Lnc-KASRT overexpression upregulated KLF6-SV1 expression but downregulated SRSF1 and KLF6-WT expression in both U-2OS ( Figures 4A–D ) and Saos-2 cells ( Figures 4E–H ). At the same time, lnc-KASRT knockdown decreased KLF6-SV1 expression and increased SRSF1 and KLF6-WT expression in both U-2OS ( Figures 4A–D ) and Saos-2 cells ( Figures 4E–H ).
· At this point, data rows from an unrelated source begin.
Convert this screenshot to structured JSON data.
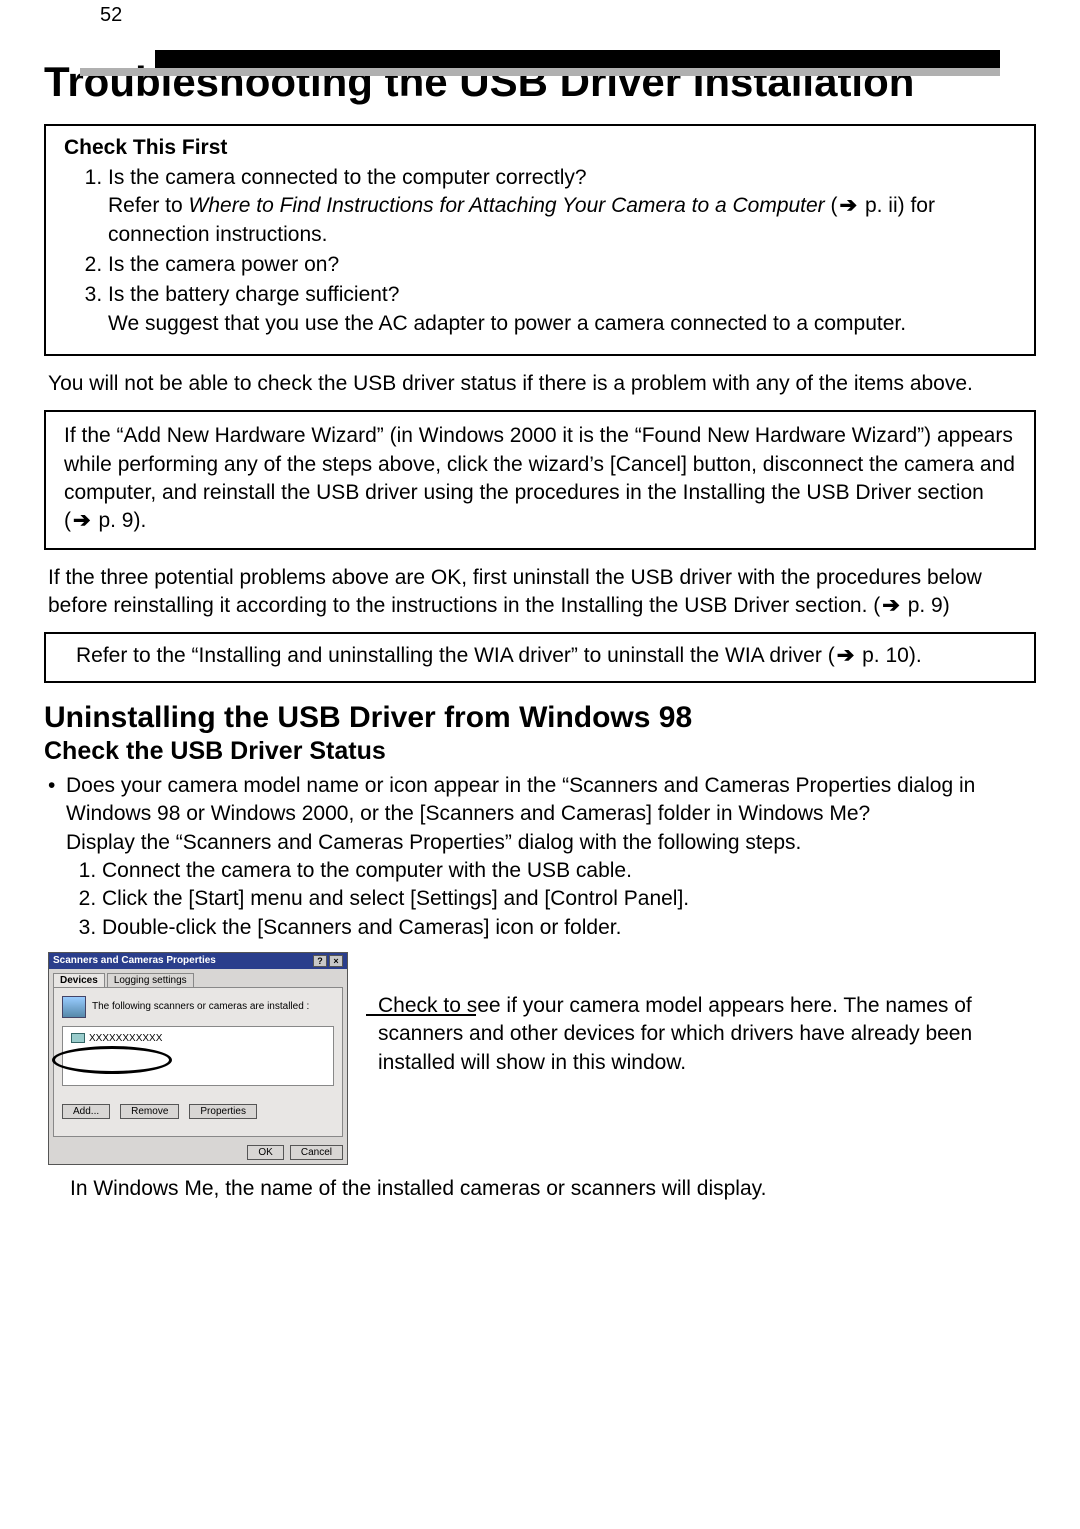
{
  "page_number": "52",
  "title": "Troubleshooting the USB Driver Installation",
  "check_first": {
    "heading": "Check This First",
    "items": [
      {
        "q": "Is the camera connected to the computer correctly?",
        "refer_pre": "Refer to ",
        "refer_italic": "Where to Find Instructions for Attaching Your Camera to a Computer",
        "refer_post": " ( p. ii) for connection instructions."
      },
      {
        "q": "Is the camera power on?"
      },
      {
        "q": "Is the battery charge sufficient?",
        "note": "We suggest that you use the AC adapter to power a camera connected to a computer."
      }
    ]
  },
  "para1": "You will not be able to check the USB driver status if there is a problem with any of the items above.",
  "box2": "If the “Add New Hardware Wizard” (in Windows 2000 it is the “Found New Hardware Wizard”) appears while performing any of the steps above, click the wizard’s [Cancel] button, disconnect the camera and computer, and reinstall the USB driver using the procedures in the Installing the USB Driver section ( p. 9).",
  "para2": "If the three potential problems above are OK, first uninstall the USB driver with the procedures below before reinstalling it according to the instructions in the Installing the USB Driver section. ( p. 9)",
  "box3": "Refer to the “Installing and uninstalling the WIA driver” to uninstall the WIA driver ( p. 10).",
  "h2": "Uninstalling the USB Driver from Windows 98",
  "h3": "Check the USB Driver Status",
  "bullet": "Does your camera model name or icon appear in the “Scanners and Cameras Properties dialog in Windows 98 or Windows 2000, or the [Scanners and Cameras] folder in Windows Me?",
  "bullet_sub": "Display the “Scanners and Cameras Properties” dialog with the following steps.",
  "steps": [
    "Connect the camera to the computer with the USB cable.",
    "Click the [Start] menu and select [Settings] and [Control Panel].",
    "Double-click the [Scanners and Cameras] icon or folder."
  ],
  "dialog": {
    "title": "Scanners and Cameras Properties",
    "help": "?",
    "close": "×",
    "tab_devices": "Devices",
    "tab_logging": "Logging settings",
    "body_text": "The following scanners or cameras are installed :",
    "list_item": "XXXXXXXXXXX",
    "btn_add": "Add...",
    "btn_remove": "Remove",
    "btn_props": "Properties",
    "btn_ok": "OK",
    "btn_cancel": "Cancel"
  },
  "fig_caption": "Check to see if your camera model appears here. The names of scanners and other devices for which drivers have already been installed will show in this window.",
  "bottom": "In Windows Me, the name of the installed cameras or scanners will display."
}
After transfection with its overexpression plasmid, lnc-KASRT was upregulated, while KLF6-SV1 was downregulated by its knockdown plasmid, indicating successful transfection. Further analyses revealed that lnc-KASRT positively regulated KLF6-SV1, but KLF6-SV1 did not affect lnc-KASRT in either U-2OS ( Figures 5A–C ) or Saos-2 cells ( Figures 5D–F ). Interestingly, KLF6-SV1 knockdown enhanced cell apoptosis while reducing cell proliferation, migration, and invasion, as reflected by AV/PI, CCK-8, wound healing, Transwell assays, and pro/anti-apoptotic marker expression in both U-2OS and Saos-2 cells ( Figures 6A–H , 7A–H ). Importantly, further analyses showed that KLF6-SV1 knockdown impaired the effect of lnc-KASRT on regulating cell apoptosis, proliferation, migration, and invasion in both U-2OS and Saos-2 cells ( Figures 6A–H , 7A–H ).
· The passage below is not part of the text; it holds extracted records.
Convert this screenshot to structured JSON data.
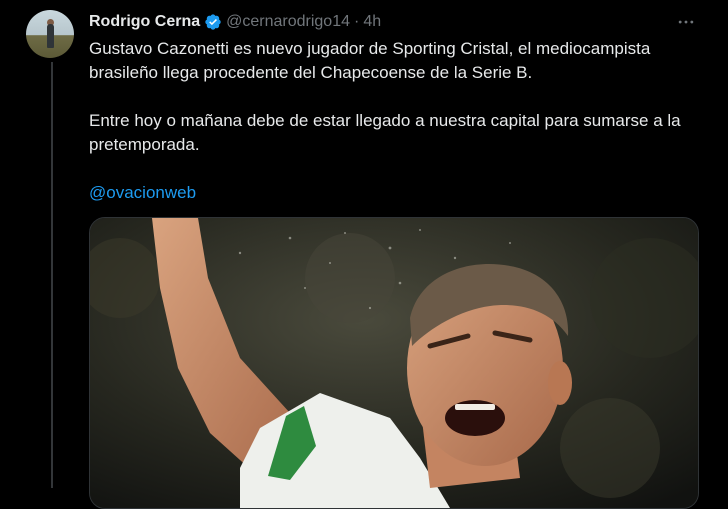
{
  "tweet": {
    "display_name": "Rodrigo Cerna",
    "handle": "@cernarodrigo14",
    "separator": "·",
    "time": "4h",
    "paragraph_1": "Gustavo Cazonetti es nuevo jugador de Sporting Cristal, el mediocampista brasileño llega procedente del Chapecoense de la Serie B.",
    "paragraph_2": "Entre hoy o mañana debe de estar llegado a nuestra capital para sumarse a la pretemporada.",
    "mention": "@ovacionweb"
  },
  "icons": {
    "verified": "verified-badge-icon",
    "more": "more-horizontal-icon"
  },
  "colors": {
    "background": "#000000",
    "text": "#e7e9ea",
    "secondary_text": "#71767b",
    "link": "#1d9bf0",
    "verified": "#1d9bf0",
    "border": "#2f3336"
  }
}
Lnc-KASRT overexpression downregulated P21 but upregulated CCND1; KLF6-SV1 knockdown increased P21 while reducing CCND1 in both U-2OS ( Figures 8A–C ) and Saos-2 cells ( Figures 8D–F ). Notably, KLF6-SV1 knockdown weakened the effect of lnc-KASRT regulation of P21 and CCND1 in both U-2OS and Saos-2 cells ( Figures 8A–F ).
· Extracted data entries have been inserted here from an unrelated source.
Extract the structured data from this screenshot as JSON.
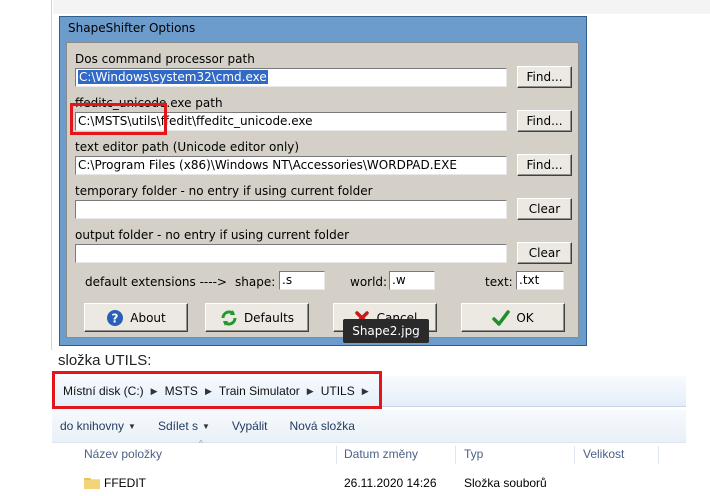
{
  "dialog": {
    "title": "ShapeShifter Options",
    "dos_label": "Dos command processor path",
    "dos_value": "C:\\Windows\\system32\\cmd.exe",
    "ffeditc_label": "ffeditc_unicode.exe path",
    "ffeditc_value": "C:\\MSTS\\utils\\ffedit\\ffeditc_unicode.exe",
    "editor_label": "text editor path  (Unicode editor only)",
    "editor_value": "C:\\Program Files (x86)\\Windows NT\\Accessories\\WORDPAD.EXE",
    "temp_label": "temporary folder - no entry if using current folder",
    "temp_value": "",
    "output_label": "output folder - no entry if using current folder",
    "output_value": "",
    "find_label": "Find...",
    "clear_label": "Clear",
    "ext_label": "default extensions ---->",
    "shape_label": "shape:",
    "shape_value": ".s",
    "world_label": "world:",
    "world_value": ".w",
    "text_label": "text:",
    "text_value": ".txt",
    "about_label": "About",
    "defaults_label": "Defaults",
    "cancel_label": "Cancel",
    "ok_label": "OK"
  },
  "tooltip": "Shape2.jpg",
  "caption": "složka UTILS:",
  "explorer": {
    "breadcrumb": [
      "Místní disk (C:)",
      "MSTS",
      "Train Simulator",
      "UTILS"
    ],
    "toolbar": [
      {
        "label": "do knihovny",
        "dropdown": true
      },
      {
        "label": "Sdílet s",
        "dropdown": true
      },
      {
        "label": "Vypálit",
        "dropdown": false
      },
      {
        "label": "Nová složka",
        "dropdown": false
      }
    ],
    "columns": [
      "Název položky",
      "Datum změny",
      "Typ",
      "Velikost"
    ],
    "rows": [
      {
        "name": "FFEDIT",
        "date": "26.11.2020 14:26",
        "type": "Složka souborů",
        "size": ""
      }
    ]
  },
  "colors": {
    "highlight_box": "#e4141b",
    "title_bar": "#6c9ccb",
    "selection": "#3169c6"
  }
}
Lnc-KASRT overexpression facilitated tumor growth ( Figures 9A–D ) and reduced tumor apoptosis ( Figures 9E, F ) in osteosarcoma mice. In contrast, Lnc-KASRT knockdown repressed tumor growth while inducing HE-reflected necrosis and TUNEL-reflected tumor apoptosis in osteosarcoma mice ( Figures 9A–F ). Furthermore, lnc-KASRT overexpression increased KLF6-SV1, MMP1, and MMP9 expression and decreased SRSF1 and KLF6-WT expression in osteosarcoma mice ( Figures 10A–F ), but lnc-KASRT downregulation showed the opposite trend ( Figures 10A–F ).